カルチャー
5月はこんな映画を観ようかな。
5月病をやっつけたいときに観るべき5作。
2022年5月2日
text: Keisuke Kagiwada
『MADE IN YAMATO』
宮崎大祐、山本英、冨永昌敬、竹内里紗、清原惟(監)
5人の監督が手掛けた、神奈川県大和市が舞台の短編オムニバス。同市が地元であり、かつてそこを舞台に『大和(カリフォルニア)』を作ったこともある宮崎大祐監督が企画者らしい。テーマしばりのオムニバスは、それぞれの監督がこの大和という素材を「どうさばいたか?」っていう大喜利的な魅力があるし、それを通して監督たちの個性が際立つのも面白い。個人的には清原監督による、ウィリアム・フォークナーの『八月の光』にオマージュを捧げたと思しき「三月の光」が興味深かった。5月28日より全国順次公開。
『夜を走る』佐向大(監)
非常にヒリヒリする作品だ。主人公はスクラップ工場で働きながら、空虚な日々を過ごす中年男の秋本。ある日、彼は1人の女性と知り合ったことにより、のっぴきならない事態に巻き込まれていく。それを通してえぐり出されるのは、現代日本の暗部だ。「マジでこれどこに向かうの?」という不安感しかないその進行ぶりは、地方都市の壊れたジェットコースターに乗っているかのごとし。撮影を務めた渡邉寿岳の不穏な映像美も忘れがたい。5月13日よりテアトル新宿、5月27日よりユーロスペースほか全国順次公開。

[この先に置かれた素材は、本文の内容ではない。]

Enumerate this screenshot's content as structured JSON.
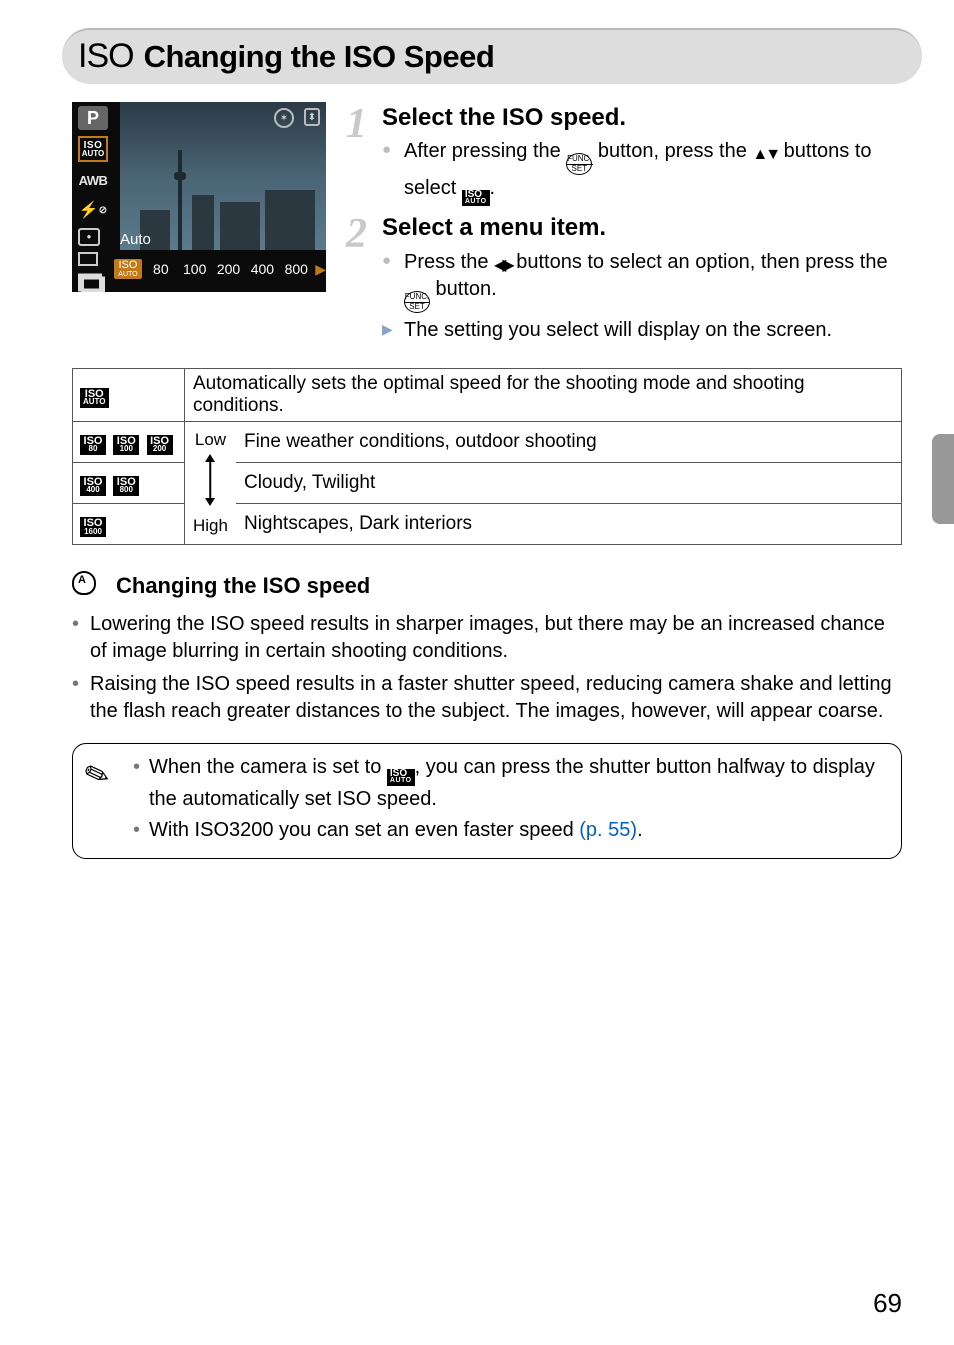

『マイ・ニューヨーク・ダイアリー』フィリップ・ファラルドー(監)
エバーグリーンな輝きを放つ青春文学の金字塔、『ライ麦畑でつかまえて』を書いたJ.D.サリンジャーがどんな人だったかを知る人は少ない。なぜなら、ほとんど人前に姿を見せなかったから。そんな中、90年代のNYには彼と綿密なコミュニケーションをとっていた会社があったという。彼を擁する老舗エージェンシーがそれ。本作は作家を夢見ながら、同社でアシスタントとして働くことになった若い女性ジョアンナとサリンジャーの対話(電話での)を描く、実話に基づく一作。彼が発する味のある言葉は、まだ何者でもないすべての若者の心にもきっと響くはず。5月6日より全国公開。
『シニアイヤー』アレックス・ハードキャッスル(監)
高校のチアリーディング部でキャプテンを務めるステファニーは、練習中の事故で昏睡状態に陥る。そんな彼女が奇跡的に目覚めたのは20年後のこと。37歳にして高校に再入学した彼女は、時代の変化に翻弄されながらもプロムクイーンを目指す。名作『25年目のキス』のアップデート版のような本作で、大人になったステファニーを演じるのはレベル・ウィルソン。であれば、面白くないわけがないじゃないか。5月13日よりNetflixにて独占配信。
『君と一緒に過ごした夏』ソフィア・アルバレス(監)
Netflix配信作『好きだった君へ』シリーズの脚本で頭角を現した、ソフィア・アルバレスの初監督作品。海辺の街で出会ったティーンエージャーの男女(どちらも不眠症に悩まされている)が、毎晩冒険を繰り広げる中で互いに惹かれ合い、不安の多い人生に差し込む一筋の光を見出すという、王道の青春映画だ。5月6日よりNetflixで独占配信。